Health check for the NHS - how well is the service performing?

Man receiving defibrillator treatment Image copyright Science Photo Library

International comparisons are notoriously difficult with healthcare - different models and variable data quality can complicate the task. But the Nuffield Trust and the Health Foundation have had a bash at it, comparing the NHS with some other systems on a range of care outcomes.

Nuffield's Nigel Edwards acknowledges that comparisons should be handled with care but is prepared to conclude that the UK "can and should do better".

The report pulls together OECD (Organisation for Economic Co-operation and Development) data which are dispersed around assorted health-related publications. All the conclusions relate to the UK as a whole.

  • On mortality rates from heart attacks the UK lags behind five other countries used as comparisons, including New Zealand and Sweden
  • With common cancers the UK is also trailing a group of 14 other advanced economies
  • Preventable hospital admissions for chronic respiratory conditions like asthma see the UK at "relatively high " levels compared to others

The brighter news for the NHS is that performance on cancer screening is better than many others in the group, ditto cervical screening rates.

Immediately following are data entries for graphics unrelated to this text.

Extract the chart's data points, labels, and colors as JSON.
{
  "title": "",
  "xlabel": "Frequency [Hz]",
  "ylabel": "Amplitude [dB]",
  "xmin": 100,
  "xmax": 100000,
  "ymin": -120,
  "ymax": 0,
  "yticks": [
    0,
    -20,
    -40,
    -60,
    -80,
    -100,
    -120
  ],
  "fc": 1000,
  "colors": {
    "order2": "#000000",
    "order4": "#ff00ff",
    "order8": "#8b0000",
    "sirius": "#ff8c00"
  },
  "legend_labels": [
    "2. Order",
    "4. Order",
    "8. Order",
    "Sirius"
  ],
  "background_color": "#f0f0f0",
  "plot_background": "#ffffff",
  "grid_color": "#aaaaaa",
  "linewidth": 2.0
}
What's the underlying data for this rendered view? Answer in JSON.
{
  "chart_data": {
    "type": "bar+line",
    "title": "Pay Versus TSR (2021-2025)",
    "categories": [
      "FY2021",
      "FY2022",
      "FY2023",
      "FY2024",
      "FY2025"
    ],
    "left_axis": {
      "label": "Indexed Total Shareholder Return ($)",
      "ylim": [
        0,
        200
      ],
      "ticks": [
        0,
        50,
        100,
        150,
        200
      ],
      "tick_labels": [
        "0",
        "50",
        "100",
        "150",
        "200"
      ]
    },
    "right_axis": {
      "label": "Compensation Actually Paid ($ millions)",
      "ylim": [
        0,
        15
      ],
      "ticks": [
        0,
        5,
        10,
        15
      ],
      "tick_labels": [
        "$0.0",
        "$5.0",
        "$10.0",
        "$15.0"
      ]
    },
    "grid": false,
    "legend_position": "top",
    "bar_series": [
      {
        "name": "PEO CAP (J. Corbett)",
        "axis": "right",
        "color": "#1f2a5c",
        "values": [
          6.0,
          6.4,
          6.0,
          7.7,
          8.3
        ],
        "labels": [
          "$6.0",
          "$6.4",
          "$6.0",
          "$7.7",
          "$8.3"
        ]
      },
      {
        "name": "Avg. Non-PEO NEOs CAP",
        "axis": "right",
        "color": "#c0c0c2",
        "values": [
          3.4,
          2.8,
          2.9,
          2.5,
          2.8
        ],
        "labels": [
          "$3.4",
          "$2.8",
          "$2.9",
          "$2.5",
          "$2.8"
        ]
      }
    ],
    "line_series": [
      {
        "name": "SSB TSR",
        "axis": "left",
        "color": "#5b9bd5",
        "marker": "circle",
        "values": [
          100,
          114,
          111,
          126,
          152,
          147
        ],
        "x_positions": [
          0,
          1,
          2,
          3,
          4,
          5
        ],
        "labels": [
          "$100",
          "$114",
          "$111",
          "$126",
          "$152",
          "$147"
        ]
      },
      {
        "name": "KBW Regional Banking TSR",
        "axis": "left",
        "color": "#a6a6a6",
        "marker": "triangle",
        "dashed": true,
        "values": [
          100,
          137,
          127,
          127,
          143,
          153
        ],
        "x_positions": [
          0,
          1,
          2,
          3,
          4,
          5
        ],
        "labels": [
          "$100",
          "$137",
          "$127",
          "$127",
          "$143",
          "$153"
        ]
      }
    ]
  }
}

High flu vaccination uptake and lower antibiotic prescribing rates are also seen as positives for the UK.

So what are we to make of it all?


There is a fair amount of "on the one hand, and on the other" in the report. There is no indicator on which the UK does worse than other countries and where performance is deteriorating, say the authors.

But on half the 27 chosen indicators the UK outcomes are inferior to most of the others.

The clearest conclusion is that, given the amount which is spent on health in the UK, the overall performance of the NHS is respectable.

The report notes that health spending as a proportion of national income has been one of the lowest of all the comparator countries in the last few years.

So if we are not spending as much as the others, perhaps its not surprising that many of the results are mediocre.

This conclusion tallies with recent research by the Economist Intelligence Unit which, in its own international analysis, argues that the UK system holds up well against others on cost-efficiency but the number of doctors, nurses and hospital beds is lower than for many advanced nations.

The Commonwealth Fund found that the NHS was the most efficient of any of the healthcare systems it had surveyed.

What all these organisations imply is that the NHS seems to be doing as well as can be expected given the investment made by the taxpayer.

Looking ahead Nuffield and the Health Foundation have a stark conclusion for the government, given the limited extra funding relative to anticipated demand which has been promised.

They warn: "If the lessons are not learned or savings cannot be delivered, the Secretary of State for Health may find that international comparisons are used to highlight an increasing gap between the UK and other countries."